Machine Learning, Visualized · Vol. XXXI

Hyperparameter
Tuning

Every model has knobs — learning rate, weight decay, layer count, dropout. Grid search probes them on a regular lattice; random search throws darts; Bayesian optimization learns where to throw next. Three different theories of how to comb a knob space.

The concept

Hyperparameter tuning is the search for the knob settings that maximize validation accuracy — a black-box optimization in a few-to-many dimensions.

Grid search: try every combination of a regular lattice. Simple; wasteful; embarrassingly parallel.

Random search: sample knob settings at random. Counter-intuitively often beats grid search — Bergstra & Bengio (2012) showed that for any "important dimension" random search has a much better chance of finding good values along it.

Bayesian optimization: build a model of the score landscape (typically a Gaussian process) and pick the next point that maximizes "expected improvement" given the model.

Why ML cares

The difference between a 90%-accuracy model and a 96% one is often hyperparameter tuning. Tuning is what separates published-paper results from production-quality ones.

For deep learning specifically, training a model is expensive — each evaluation in this search costs hours of GPU time. Bayesian optimization (Hyperband, BOHB, Vizier) lets you find good settings with far fewer trials than grid or random — making it the default in modern AutoML systems.

Try this

Click ▷ Run search. Three panels race side-by-side on the same hidden landscape: grid spreads probes on a lattice, random scatters them, Bayesian starts random then clusters near the best regions found so far.
Watch the budget bar under each panel fill as trials are spent. The bottom plot shows "best score so far" against GPU minutes — the curve that reaches a high score with the fewest minutes wins.
Switch the Score landscape to Bumpy. Multiple peaks penalize grid (it doesn't notice the bumps) and reward Bayesian (it tracks promising regions).

Symbol gloss

trial · one full training run with one specific hyperparameter setting (e.g., learning rate = 3e-4, weight decay = 0.01).
budget · total GPU-time you can afford. Each trial draws from this pool.
θ (theta) · a vector of hyperparameters; each axis of the 2D landscape is one knob.
f(θ) · the (unknown) score of training with hyperparameters θ — the heatmap above is what you're trying to climb.
EI (expected improvement) · the heuristic Bayesian uses — for each candidate θ, estimate how much better than the current best it might be, then pick the θ that maximizes that estimate.

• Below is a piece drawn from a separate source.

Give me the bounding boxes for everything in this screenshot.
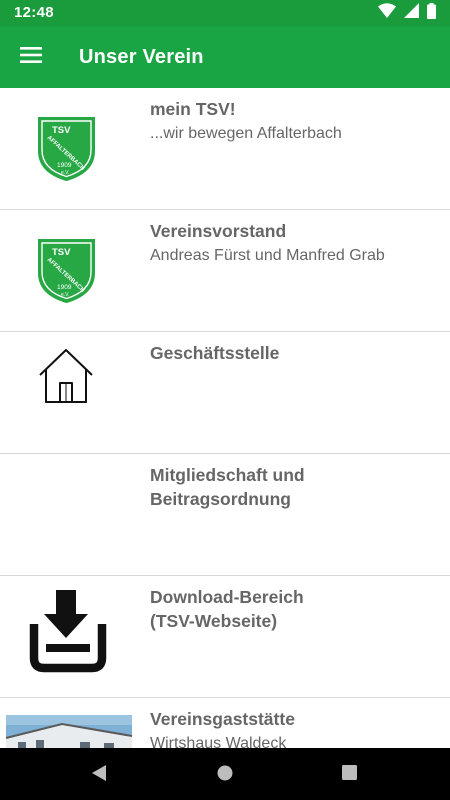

· Top: three panels race side-by-side on the same hidden score landscape (oxblood = high score, cream = low). Each panel's probes are dots; the encircled point is the best-so-far. The budget bar under each panel shows GPU-time consumed. Bottom: best score vs GPU minutes — the curve that climbs fastest wins.

Before this

Before automated tuning, hyperparameters were guessed by hand — practitioners reused defaults from papers and prayed. Bergstra & Bengio (2012) showed that random search beats grid search for the same budget; Bayesian methods (Spearmint, GPyOpt) added probabilistic models of the score landscape. Modern AutoML services (Vizier, Optuna) tune at scale, and SOTA results often hinge on careful tuning rather than fancier architectures.

Three strategies, side-by-side

Grid covers everything uniformly; random scatters; Bayesian uses early scattered probes to learn the landscape, then clusters its remaining budget where the score model says payoff is highest.

Bayesian intuition

After a few trials, fit a probabilistic model of the landscape — for each θ, the model gives a guess (mean) and an uncertainty (variance). Pick the next θ where (expected score) + (uncertainty bonus) is highest. So Bayesian rewards both promising and unexplored regions — that's the explore-vs-exploit tradeoff in one line.

Random > grid

Bergstra & Bengio (2012): in high-D spaces, only a few hyperparameters actually matter. Grid search wastes its budget probing every combination of irrelevant knobs; random search puts more diversity along each axis.

Hyperband & BOHB

Modern HPO combines Bayesian-style smart sampling with early stopping — kill bad trials early, give compute to promising ones. Hyperband, BOHB, and Google Vizier are standard.

Where you've seen this04 examples

Google Vizier

Google's internal HPO service tunes thousands of production models — search ranking, ad bidding, YouTube recommendations. Bayesian optimization at fleet scale.

AutoML systems

Cloud AutoML (Google, Azure, AWS) wraps HPO behind a "give me a good model" API. The orchestration is mostly hyperparameter tuning + architecture search.

Drug discovery and materials

Bayesian optimization is widely used to choose which experiments to run next in chemistry and materials science — each "trial" is a wet-lab synthesis costing thousands of dollars.

Compiler autotuning

Optimizing kernels for GPU performance (TVM, Triton, XLA) involves searching huge spaces of compilation flags. Modern compilers use Bayesian-style HPO to find good flag combinations.